# Which slot cutter bit from MLCS?



## TrevortdogR (Feb 11, 2013)

I will be making locking rabbet joint for drawers.

Will width of cut make a difference in strength?


----------



## Dmeadows (Jun 28, 2011)

TrevortdogR said:


> I will be making locking rabbet joint for drawers.
> 
> Will width of cut make a difference in strength?


I generally use either 1/3 or 1/2 the thickness of the workpiece. Never used a slot cutter for that, though. Just a straight bit.


----------



## jschaben (Jun 21, 2009)

TrevortdogR said:


> I will be making locking rabbet joint for drawers.
> 
> Will width of cut make a difference in strength?


What Duane said, 1/3-1/2 the stock thickness. You can use either a straight bit or a slot cutter. As far as which of the MLCS slot cutters, I prefer the 3 wing.


----------



## PaulsonJacob (Feb 19, 2013)

Have you made it?


----------



## TrevortdogR (Feb 11, 2013)

jeffjacob said:


> Have you made it?


Not yet.
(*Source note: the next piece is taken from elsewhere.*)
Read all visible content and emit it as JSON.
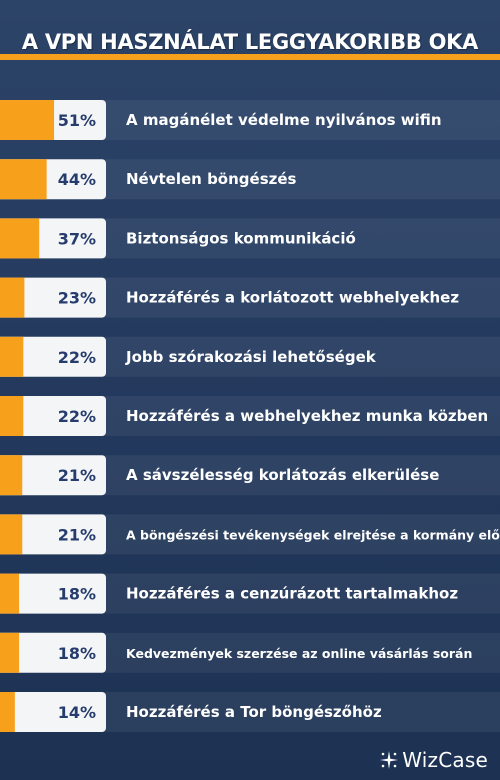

I just got my table saw(Rigid R4512) and just about finished putting it together. 

I have a couple Freud blades that should arrive wed or thur from woodcraft. 
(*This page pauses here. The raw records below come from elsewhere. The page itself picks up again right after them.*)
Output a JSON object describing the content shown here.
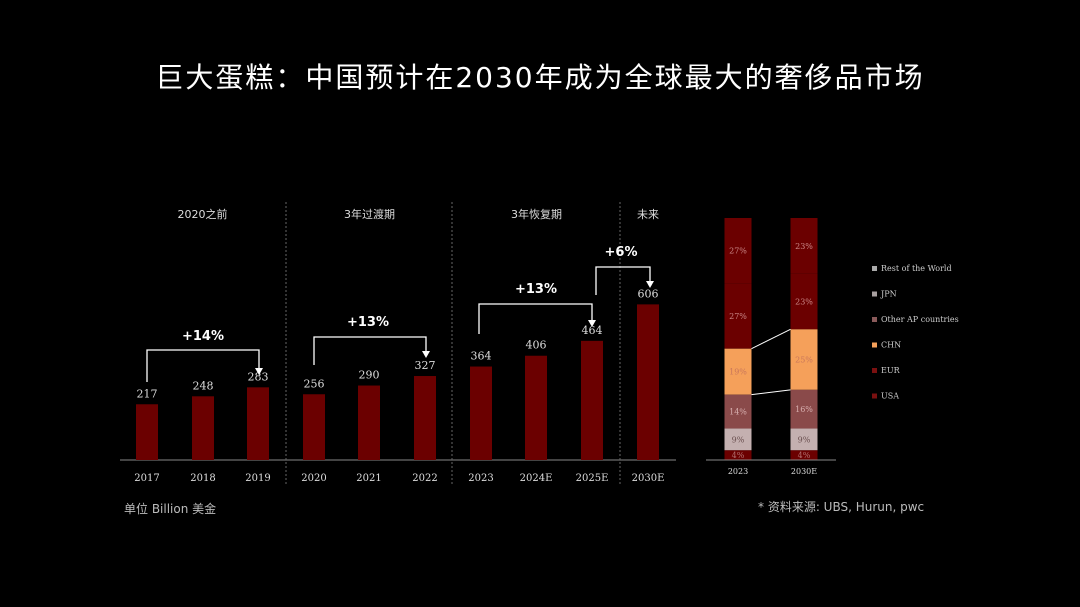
{
  "title": "巨大蛋糕：中国预计在2030年成为全球最大的奢侈品市场",
  "unit_note": "单位 Billion 美金",
  "source_note": "* 资料来源: UBS, Hurun, pwc",
  "colors": {
    "bar": "#6b0000",
    "background": "#000000",
    "arrow": "#ffffff",
    "stack": {
      "USA": "#6b0000",
      "EUR": "#6b0000",
      "CHN": "#f5a05a",
      "Other AP countries": "#8a4a4a",
      "JPN": "#c4b0b0",
      "Rest of the World": "#6b0000"
    }
  },
  "chart_data": [
    {
      "type": "bar",
      "categories": [
        "2017",
        "2018",
        "2019",
        "2020",
        "2021",
        "2022",
        "2023",
        "2024E",
        "2025E",
        "2030E"
      ],
      "values": [
        217,
        248,
        283,
        256,
        290,
        327,
        364,
        406,
        464,
        606
      ],
      "ylim": [
        0,
        620
      ],
      "phases": [
        {
          "label": "2020之前",
          "from": 0,
          "to": 2
        },
        {
          "label": "3年过渡期",
          "from": 3,
          "to": 5
        },
        {
          "label": "3年恢复期",
          "from": 6,
          "to": 8
        },
        {
          "label": "未来",
          "from": 9,
          "to": 9
        }
      ],
      "growth_annotations": [
        {
          "label": "+14%",
          "from": 0,
          "to": 2
        },
        {
          "label": "+13%",
          "from": 3,
          "to": 5
        },
        {
          "label": "+13%",
          "from": 6,
          "to": 8
        },
        {
          "label": "+6%",
          "from": 8,
          "to": 9
        }
      ]
    },
    {
      "type": "bar",
      "stacked": true,
      "percent": true,
      "categories": [
        "2023",
        "2030E"
      ],
      "series": [
        {
          "name": "USA",
          "values": [
            27,
            23
          ],
          "labels": [
            "27%",
            "23%"
          ]
        },
        {
          "name": "EUR",
          "values": [
            27,
            23
          ],
          "labels": [
            "27%",
            "23%"
          ]
        },
        {
          "name": "CHN",
          "values": [
            19,
            25
          ],
          "labels": [
            "19%",
            "25%"
          ]
        },
        {
          "name": "Other AP countries",
          "values": [
            14,
            16
          ],
          "labels": [
            "14%",
            "16%"
          ]
        },
        {
          "name": "JPN",
          "values": [
            9,
            9
          ],
          "labels": [
            "9%",
            "9%"
          ]
        },
        {
          "name": "Rest of the World",
          "values": [
            4,
            4
          ],
          "labels": [
            "4%",
            "4%"
          ]
        }
      ],
      "legend": [
        "Rest of the World",
        "JPN",
        "Other AP countries",
        "CHN",
        "EUR",
        "USA"
      ],
      "legend_position": "right"
    }
  ]
}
I'm waiting on my original incra jig that should have came with my fence but somebody screwed up the order, and man are they slow to ship things. 

I have the material and I need to make sure my table saw is properly aligned and then get busy.

I will have to post some pics.


----------



## TrevortdogR (Feb 11, 2013)

I finally got one drawer made!


----------